Having a strong logo helps customers differentiate your business from your competitors, which is crucial. This is true for businesses great and small. As with other elements of your corporate identity, your logo should be applied consistently in everything from your website, signage and possibly staff uniforms to business stationery, leaflets, price tags and labels.
With the right software and colour printer, it’s possible to design and print your own business stationery, which will be cost effective if you’re only printing small quantities. That said, good design requires knowledge and experience. Not everyone will have a basic eye for design. If you’re not confident in your abilities, use a professional graphic designer and printer. See it as an investment – not a cost. Your stationery must impress people and help to promote your business, not make people think less of it.
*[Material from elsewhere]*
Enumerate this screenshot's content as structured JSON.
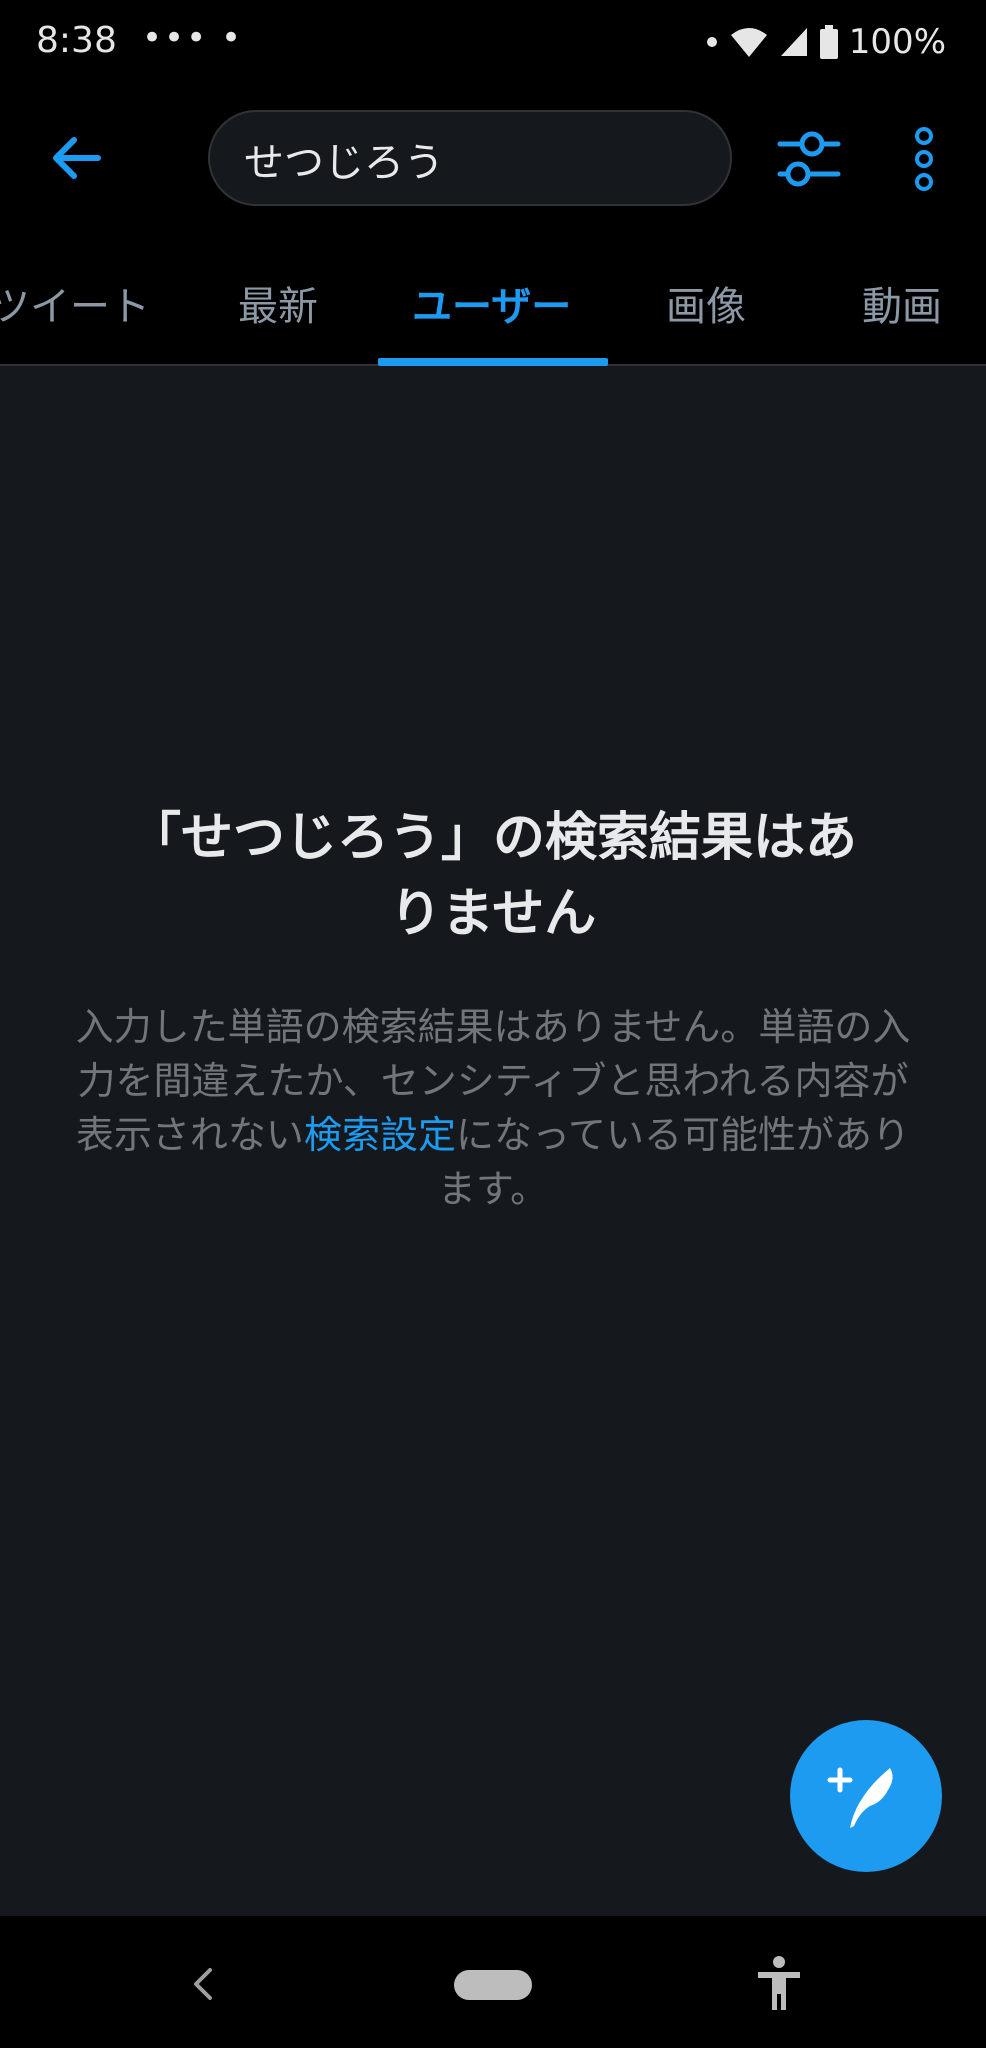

Keep it simple – otherwise you’ll end up with something that looks like a dog’s dinner. Use one or two fonts and steer clear of anything that’s difficult to read. Don’t use gimmicky or old-fashioned typefaces, pick something that will look good now and in the future. Your choices should reflect your brand, not work against it. You can’t go wrong with classic sans-serif faces such as Helvetica, Gill Sans and Futura. They’re nice and clean, but you have to use them at the right size and weight, of course.
Ditto. You can create professional-looking stationery using two or three complementary colours. Think about the environments in which your logo will appear: website, stationery, shop signage, staff uniforms, the sides of vehicles perhaps, etc. You might favour a light colour, but it might not show up on white paper. I’d avoid metallic inks unless you’ve got loads of money, while gold and silver foil printing and embossing on business stationery now looks dated.
Crucial. In fact, another common mistake is not leaving enough of it. People try to cram too much into leaflets, stationery, etc, and it’s very off-putting.
Steer clear of clip art on stationery – it looks amateurish, plus, someone else might use the same image. Get your business stationery printed on good quality paper and card – feel can be just as important as look. If you plan to incorporate photographs, only use high quality images – and only then if you own the rights.
Find three or four good professional graphic designers. Look at examples of their work and compare their quotes. When you decide on one, leave it to them to handle everything. Mistakes will be less likely, even though you’ll pay more. When briefing a graphic designer, bring examples of design work you like. Budget £250-400 for creation of a corporate identity; £75-£100 or so for design and print of 500 business cards; £150-£200 for design and print of 1,000 letterheads and around £120 for the design and print of 1,000 compliment slips. Many high-street copy shops do deals on business stationery, but the design can look ordinary. Some printers now enable you to upload your own designs onto their websites. They print them off and dispatch them within days, but you need to be confident your design work is up to scratch.